To complicated things further, you may have feelings about the present situation and the same kind of feelings from the past transferred onto the present situation. It doesn’t always have to be either/or; it’s often both. Here’s an example. The therapist is late. The client feels hurt and unimportant. The client’s mother was habitually late, and the client felt hurt and unimportant. The therapist gets a double dose of those feelings, one from the present, one from the past.

Now if the therapist assumes it’s “all” transference, and there’s no reason for the client to be hurt by the therapist’s lateness, then that implies the therapists thinks it’s fine to be late, which it isn’t. But if the therapist can help divide it up between the past and the present, some good work can be done.
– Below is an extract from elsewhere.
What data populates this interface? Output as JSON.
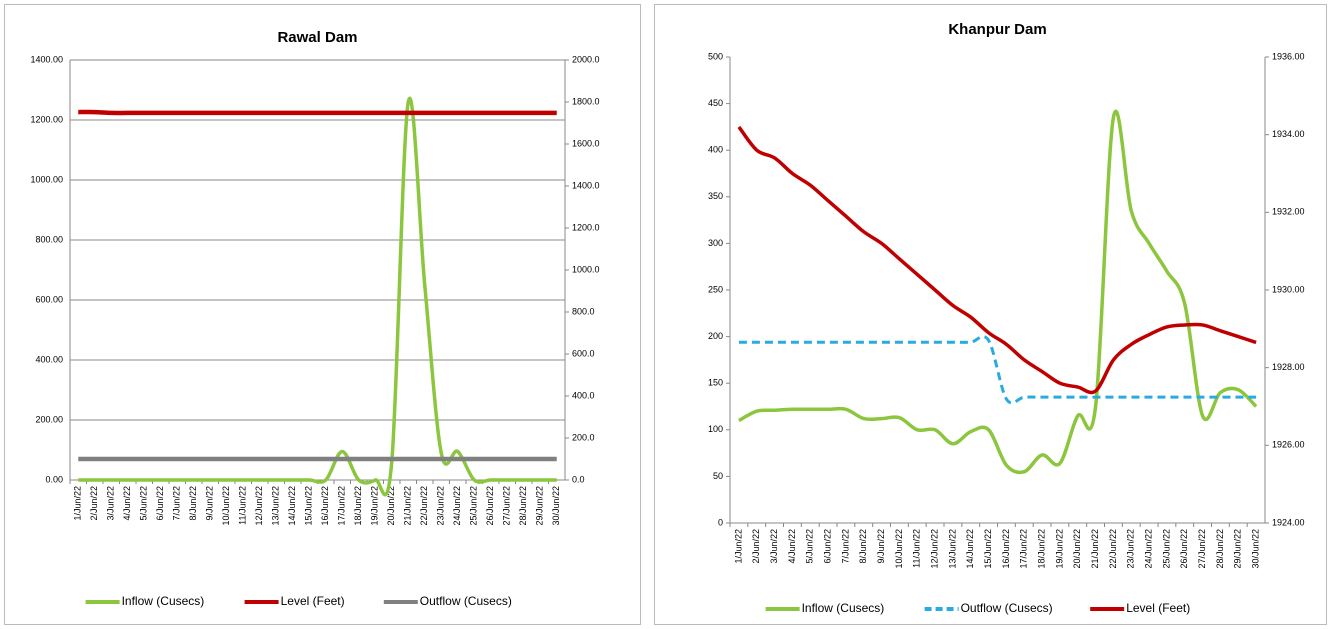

“Resistance” is another psychological concept that often gets used to put responsibility on the client for things that go wrong. If the client doesn’t get better in the way the therapist wants in the time frame the therapist wants, it’s labeled resistance. Well, what if what the therapist wants is bad for the client? What if the client isn’t ready? What if the therapist’s goals are unrealistic? What if the client doesn’t have the vaguest idea what the therapist is talking about? The therapist should assume that the client had a really good reason for not making the change and help the client to figure it out. There is no place for guilt-tripping in therapy.

I was taught that if the client wasn’t being helped, it was because the therapists didn’t know how to help. The therapist should seek supervision, read up on the client’s problem, or refer the client to somebody who knew what they were doing. No blame on either part — it’s totally normal not to know everything and to come across people you don’t understand and therefore can’t help.

Understanding transference, counter-transference, and resistance is important because misuse of these concepts is common and can lead to long frustrating periods of being stuck in therapy. Something just isn’t right, and neither person can put their finger on it. The best thing to do if this happens is to step back and take an honest look at the relationship. That’s scary, but it can be very fruitful.